Youth of Allen Temple and Iglesia Bautista de Allen Temple partnered with the youth of 67 Sueños to plan and paint a mural entitled “Black and Brown Unity“, which is on the 86th Avenue Wall of the Dr. J. Alfred Smith, Sr. Training Academy Building.

This project was made possible by the outreach of the American Friends Service Committee’s “67 Sueños” project. The American Friends Service Committee is a Quaker religious organization “that promotes lasting peace with justice, as a practical expression of faith in action”.

The Black/Brown Unity Mural is the product of a youth led process of participatory action research in the community, listening and brainstorm sessions, and finally five weeks of hard work painting the mural itself collectively.

The mural promotes unity among Black & Brown people in our East Oakland Community, says Allen Temple’s Senior Pastor J. Alfred Smith Jr.

“It depicts the beautiful, distinguished heritages in which both groups are rooted,” he said, “and it lifts up our shared concern for the destruction brought upon both groups by the twin systems of mass detention and mass incarceration which feed the monstrous prison industrial complex.”

“However, the painful depictions are overpowered by the images of hope and resilience, which inspire us to overcome,” he said

According to Project Director Pablo Paredes:

“The mural is large and covers many themes, concepts and details.
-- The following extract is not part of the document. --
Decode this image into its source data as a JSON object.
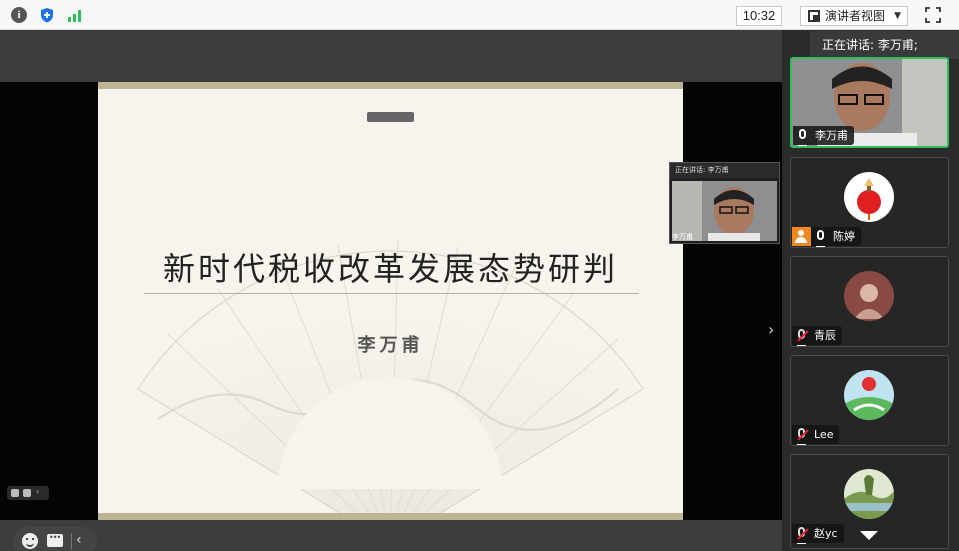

In general, the idea was to portray the legacies of pride, resistance and culture that Black and Brown people come from on the ends of the left and right end of the mural,” he said, explaining that the mural includes portraits of the late great Maya Angelou, Pastor Emeritus J. Alfred Smith, Sr., a Zulu Warrior, a Black Panther Party member, and an actual black panther.

Along the border of the mural, we placed Indigenous Meso-American and African symbols with a legend explaining their meanings on the adjacent wall.

“The mural includes painful images – of family separation, police violence, incarceration, alcohol, slavery and wage slavery,” Paredes said. “ It also contains symbols of resistance, power and beauty such as the Scarab Beetle and the Monarch Butterfly, the Sankofa, and the Hummingbird.

“We thank all of the youth who participated in this project,” said. “We are extremely grateful to Pablo Paredes, lead artist Francisco Sanchez, Minister Isai Hurtado, Trustees Gwendolyn Thomas-Knight and Robert Turner, the Rev. Daniel Buford and all of the adults who supported the youth in bringing this project to completion.”